Latest update December 25th, 2024 1:10 AM
Sep 18, 2023 Editorial
Kaieteur News – Say international community and Third World citizens are impressed. The international community has whispered and poor people around the world looked upon it as the saviour and helper that could make a difference. Often times, the international community is worshipped as a neutral presence, that missing and much-needed mediator, to help them find a way out of their controversies and troubles. But is the international community really that neutral, without its healthy share of self-interest, genuinely about the tormented people in countries that are torn apart by internal strife?
In Guyana, when hostile political groups collide, the international community is rushed to, and settled for, as the solutions which leaders and groups cannot bring themselves to figure out and fix among themselves to the benefit of all the people. In Guyana, the international community is seen as the be all and end all to any domestic problem, and it is not limited to politics. In fact, almost anything that takes on a political taint, (just about everything here) finds Guyana hurrying like some damsel in distress for the rescuing arms of the international community.
It could be money withheld from a segment of the population, it could be for forensic assistance for capital crimes that have tense political wranglings embedded, or it could be for urgent assistance on such burning issues as electoral help when this country finds itself hopelessly stuck.
The international community has been only too glad to help. In a natural resources rich country like Guyana, it is seen as an investment of time and energies that generate much goodwill from the local cliques. Under the ever-convenient, all-purpose umbrella of democratic standards and democratic norms, the international community has been able to insert itself successfully into local affairs, with helping hands when no local ones are up to the task at hand. The levels of trust in the domestic environment are so poor to nonexistent that any outsider is seen as heroic, clean, and to be welcomed.
The problem is that the international community does not have clean hands itself, or uninvolved vision, or is lacking in ambitions. The developments in Niger reinforced this, in the aftermath of the coup d’état by the army in that country. Almost without fail, with France leading, the Americans and British started making concerned diplomatic sounds about the democratically elected and rule of law, and so forth. On the surface of things, those international community messages about what is seen as ‘deplorable’ and ‘troubling’ serve as covers for their own interests. This is what has been at work for decades, for the international community is never without its own vital strategic interests, or geopolitical interests, or economic interests.

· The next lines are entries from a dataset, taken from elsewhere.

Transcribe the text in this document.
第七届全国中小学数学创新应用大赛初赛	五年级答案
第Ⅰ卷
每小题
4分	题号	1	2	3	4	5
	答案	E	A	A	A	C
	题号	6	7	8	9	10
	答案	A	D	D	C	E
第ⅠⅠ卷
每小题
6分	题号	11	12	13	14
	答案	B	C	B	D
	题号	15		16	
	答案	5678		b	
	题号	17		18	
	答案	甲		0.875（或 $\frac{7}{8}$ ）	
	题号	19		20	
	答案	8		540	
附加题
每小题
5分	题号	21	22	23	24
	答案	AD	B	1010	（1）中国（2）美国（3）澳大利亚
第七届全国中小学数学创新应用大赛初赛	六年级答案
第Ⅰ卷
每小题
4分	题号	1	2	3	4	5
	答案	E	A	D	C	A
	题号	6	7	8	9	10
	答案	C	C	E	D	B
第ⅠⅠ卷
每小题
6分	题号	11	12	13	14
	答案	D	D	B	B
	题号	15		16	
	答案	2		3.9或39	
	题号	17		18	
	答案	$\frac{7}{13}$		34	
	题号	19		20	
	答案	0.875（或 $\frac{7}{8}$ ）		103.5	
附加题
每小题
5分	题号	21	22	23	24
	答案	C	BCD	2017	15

In Niger it is France and its need for cheap and plentiful supplies of uranium. The pretense of concern for the welfare of the people is a charade. In Nigeria, decades ago, there was a bloody civil war, which had a nuanced British hand in it, and again there were benefits for the British, and not the Nigerians.
In Latin America, where the United States has ruled the roost, governments have been toppled in Chile and Guatemala, and fairly frequently in neighboring Venezuela. The Americans never talk about rich and pivotal business interests, but have come up with various specious excuses to justify their interventions, or backing of ambitious local groups. The electoral history of pre- and post-Independence Guyana has its own despicable stories to convey of how this so-called international community has been sinister when its interests are involved.
Guyanese seem to have developed an extraordinary degree of affection for the international community, while pretending to blindness to its predations and ambitions. Members of the international community know this and milk this for their own benefit. The people are always held high as the driving force behind developments, but a closer look reveals that oil and gold and uranium feature very highly in the calculations of the international community, be it a country or a consortium of them. Niger, Nigeria, Venezuela, and Guyana confirm how the tricks of crooked politicians are used by the international community to get its foot in the door, and its own way. Meanwhile, the people take a backseat, and their sufferings intensify.